Une autre vie commence, bientôt ce sera mai 68, l’engagement dans les luttes syndicales et la réflexion collective sur le rôle de l’enseignant révolutionnaire dans les collèges, puis lycées, de l’enseignement technique.
Et la joie de vivre, le goût des amitiés fortes partagées dans les grandes virées à moto et la découverte de l’escalade, une autre forme d’engagement qui implique le corps enfin libre de se mouvoir à sa guise.
L’amour aussi avec l’auteure de ce récit qui n’a rien oublié de ce jeune homme « à la pureté farouche ».
À travers lui, elle rend hommage à toute une génération ardente et généreuse et à ceux, qui, ayant eu la chance de vieillir, ne se sont pas reniés."
[Texte du quatrième de couverture]
Bernard au pied de la falaise de Saffres
Nous avons brièvement évoqué Bernard Ferri à travers plusieurs articles sur notre site, dont celui de Steven Forti : « Trois libertaires français dans les prisons franquistes.
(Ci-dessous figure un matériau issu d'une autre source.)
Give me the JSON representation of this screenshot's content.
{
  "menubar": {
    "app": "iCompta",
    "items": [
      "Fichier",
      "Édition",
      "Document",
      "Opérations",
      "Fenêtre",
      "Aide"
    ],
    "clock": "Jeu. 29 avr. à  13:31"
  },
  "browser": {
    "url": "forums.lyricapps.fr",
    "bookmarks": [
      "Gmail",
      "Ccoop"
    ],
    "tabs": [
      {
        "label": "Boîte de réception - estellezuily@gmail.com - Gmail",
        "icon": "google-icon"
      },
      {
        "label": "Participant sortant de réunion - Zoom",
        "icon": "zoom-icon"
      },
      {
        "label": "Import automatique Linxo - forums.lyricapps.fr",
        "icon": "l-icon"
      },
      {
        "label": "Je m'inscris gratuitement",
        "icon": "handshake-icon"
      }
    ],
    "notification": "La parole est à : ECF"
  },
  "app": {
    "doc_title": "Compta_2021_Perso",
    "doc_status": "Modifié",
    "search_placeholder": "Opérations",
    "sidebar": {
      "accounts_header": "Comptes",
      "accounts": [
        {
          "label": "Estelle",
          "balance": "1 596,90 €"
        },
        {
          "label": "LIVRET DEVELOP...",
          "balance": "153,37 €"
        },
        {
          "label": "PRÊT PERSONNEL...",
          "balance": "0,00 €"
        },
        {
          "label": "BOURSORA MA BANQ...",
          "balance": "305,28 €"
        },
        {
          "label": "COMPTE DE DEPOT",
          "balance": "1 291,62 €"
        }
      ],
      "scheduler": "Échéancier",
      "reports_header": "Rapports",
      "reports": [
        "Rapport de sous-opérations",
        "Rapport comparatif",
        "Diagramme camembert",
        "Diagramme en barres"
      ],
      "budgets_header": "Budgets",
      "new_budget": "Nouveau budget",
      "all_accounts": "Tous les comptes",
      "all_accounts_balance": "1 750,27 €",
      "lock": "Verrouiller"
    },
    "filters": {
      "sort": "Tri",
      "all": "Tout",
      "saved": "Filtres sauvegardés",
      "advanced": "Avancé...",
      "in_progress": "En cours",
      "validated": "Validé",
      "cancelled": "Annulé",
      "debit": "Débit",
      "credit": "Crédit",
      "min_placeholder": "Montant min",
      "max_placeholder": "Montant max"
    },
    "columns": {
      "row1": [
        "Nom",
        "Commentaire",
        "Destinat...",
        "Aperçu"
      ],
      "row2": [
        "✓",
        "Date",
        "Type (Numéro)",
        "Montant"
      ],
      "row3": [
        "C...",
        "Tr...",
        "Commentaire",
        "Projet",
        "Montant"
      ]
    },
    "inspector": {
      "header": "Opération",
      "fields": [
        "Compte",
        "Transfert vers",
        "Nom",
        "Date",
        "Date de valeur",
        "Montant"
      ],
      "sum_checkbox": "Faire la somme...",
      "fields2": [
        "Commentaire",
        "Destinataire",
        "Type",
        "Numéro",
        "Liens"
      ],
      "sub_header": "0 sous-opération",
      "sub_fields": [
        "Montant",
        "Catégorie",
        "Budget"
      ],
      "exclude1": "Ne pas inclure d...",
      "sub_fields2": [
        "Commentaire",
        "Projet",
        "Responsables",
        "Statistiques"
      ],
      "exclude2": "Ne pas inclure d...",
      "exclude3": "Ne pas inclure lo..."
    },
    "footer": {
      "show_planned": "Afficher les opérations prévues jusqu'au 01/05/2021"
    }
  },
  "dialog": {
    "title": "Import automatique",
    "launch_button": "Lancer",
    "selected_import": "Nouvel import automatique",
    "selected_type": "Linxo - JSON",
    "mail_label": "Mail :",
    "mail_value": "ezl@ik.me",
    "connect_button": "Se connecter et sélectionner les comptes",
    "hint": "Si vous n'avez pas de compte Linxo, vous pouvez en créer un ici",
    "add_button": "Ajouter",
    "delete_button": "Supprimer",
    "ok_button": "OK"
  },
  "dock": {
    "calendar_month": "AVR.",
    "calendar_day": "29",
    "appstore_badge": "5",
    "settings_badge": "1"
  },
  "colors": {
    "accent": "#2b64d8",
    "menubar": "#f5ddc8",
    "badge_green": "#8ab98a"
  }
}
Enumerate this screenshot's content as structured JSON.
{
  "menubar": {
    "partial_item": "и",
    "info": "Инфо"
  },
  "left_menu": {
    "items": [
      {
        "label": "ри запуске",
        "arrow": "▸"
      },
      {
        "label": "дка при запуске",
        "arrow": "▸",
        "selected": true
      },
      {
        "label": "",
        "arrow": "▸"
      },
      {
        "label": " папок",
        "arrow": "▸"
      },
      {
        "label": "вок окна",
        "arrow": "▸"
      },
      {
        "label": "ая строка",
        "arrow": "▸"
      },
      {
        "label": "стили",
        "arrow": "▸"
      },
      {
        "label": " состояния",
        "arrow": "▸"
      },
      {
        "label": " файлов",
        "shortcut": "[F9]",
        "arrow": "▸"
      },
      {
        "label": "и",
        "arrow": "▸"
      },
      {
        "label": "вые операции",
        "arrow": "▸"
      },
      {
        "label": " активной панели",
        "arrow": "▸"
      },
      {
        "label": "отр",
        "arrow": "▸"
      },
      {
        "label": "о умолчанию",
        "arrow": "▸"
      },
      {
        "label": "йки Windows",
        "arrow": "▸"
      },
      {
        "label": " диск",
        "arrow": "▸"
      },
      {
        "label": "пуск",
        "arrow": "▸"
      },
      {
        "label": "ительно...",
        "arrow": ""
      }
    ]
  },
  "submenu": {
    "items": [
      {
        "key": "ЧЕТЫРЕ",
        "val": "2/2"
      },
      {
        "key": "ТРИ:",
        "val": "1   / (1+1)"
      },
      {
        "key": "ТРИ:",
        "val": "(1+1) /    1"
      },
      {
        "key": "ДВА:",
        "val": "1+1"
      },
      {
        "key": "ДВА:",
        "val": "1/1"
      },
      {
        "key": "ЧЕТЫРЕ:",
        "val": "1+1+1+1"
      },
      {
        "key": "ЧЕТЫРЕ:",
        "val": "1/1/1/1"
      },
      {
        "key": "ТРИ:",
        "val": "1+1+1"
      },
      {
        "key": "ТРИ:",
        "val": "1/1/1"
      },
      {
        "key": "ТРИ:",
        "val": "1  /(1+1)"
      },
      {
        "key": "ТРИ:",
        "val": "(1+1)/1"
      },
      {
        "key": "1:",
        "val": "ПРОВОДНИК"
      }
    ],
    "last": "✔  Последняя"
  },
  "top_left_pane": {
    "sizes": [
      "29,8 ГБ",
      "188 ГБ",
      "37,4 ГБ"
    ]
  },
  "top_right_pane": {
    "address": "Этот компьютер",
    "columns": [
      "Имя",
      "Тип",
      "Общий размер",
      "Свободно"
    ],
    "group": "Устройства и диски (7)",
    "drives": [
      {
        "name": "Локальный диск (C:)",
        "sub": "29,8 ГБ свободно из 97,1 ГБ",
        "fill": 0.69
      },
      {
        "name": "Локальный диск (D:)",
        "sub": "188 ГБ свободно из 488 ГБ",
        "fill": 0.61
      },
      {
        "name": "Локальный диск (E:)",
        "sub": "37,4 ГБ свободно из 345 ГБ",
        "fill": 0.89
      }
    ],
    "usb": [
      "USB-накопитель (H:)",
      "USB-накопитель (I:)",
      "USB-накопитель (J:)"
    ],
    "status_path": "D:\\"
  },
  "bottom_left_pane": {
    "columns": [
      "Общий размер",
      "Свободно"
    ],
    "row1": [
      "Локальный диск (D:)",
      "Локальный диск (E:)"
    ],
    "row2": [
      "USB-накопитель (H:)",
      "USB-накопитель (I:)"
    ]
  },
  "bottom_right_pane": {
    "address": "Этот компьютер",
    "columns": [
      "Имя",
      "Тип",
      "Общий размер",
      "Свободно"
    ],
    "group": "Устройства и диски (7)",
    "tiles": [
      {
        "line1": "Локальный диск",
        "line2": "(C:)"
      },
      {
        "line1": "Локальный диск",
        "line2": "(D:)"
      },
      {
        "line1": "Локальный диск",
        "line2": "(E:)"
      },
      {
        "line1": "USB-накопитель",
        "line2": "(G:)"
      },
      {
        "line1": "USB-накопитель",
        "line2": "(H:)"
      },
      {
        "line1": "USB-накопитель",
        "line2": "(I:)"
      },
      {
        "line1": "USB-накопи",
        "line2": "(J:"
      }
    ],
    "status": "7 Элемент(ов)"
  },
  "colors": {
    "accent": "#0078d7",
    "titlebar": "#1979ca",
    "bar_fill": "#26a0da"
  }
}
L’histoire d’Alain Pecunia, Bernard Ferri et Guy Batoux », publié en mai 2014 dans la revue Atlántica XXII [ cf. http://gimenologues.org/spip.php?article609].
Alain Pecunia a beaucoup écrit sur ces événements ; la façon dont ses deux camarades français les ont vécus est peu ou pas connue.
Il y a un an, Jacqueline Tardivel, qui fut la compagne de Bernard – Ils se sont connus en 1972 – a publié un sobre et tendre récit qui le suit pas à pas depuis son arrestation à Valencia en avril 1963 jusqu’à sa mort accidentelle au cours d’une escalade à Gavarnie en août 1976.
photo du passeport
6 Avril 1963
Tu as tendu ton passeport. Le douanier l’examine, s’attarde sur les tampons. Il regarde en souriant ce jeune homme qui a déjà beaucoup voyagé, il entamerait bien la conversation mais il a à peine répondu à son buenos dias, il ne doit pas parler l’espagnol. Prendre l’air désinvolte d’un étudiant en vacances, ne pas montrer d’impatience, ne pas s’attarder non plus. Ce soir tu repasseras la frontière et Franco vivant, tu ne reviendras pas en Espagne.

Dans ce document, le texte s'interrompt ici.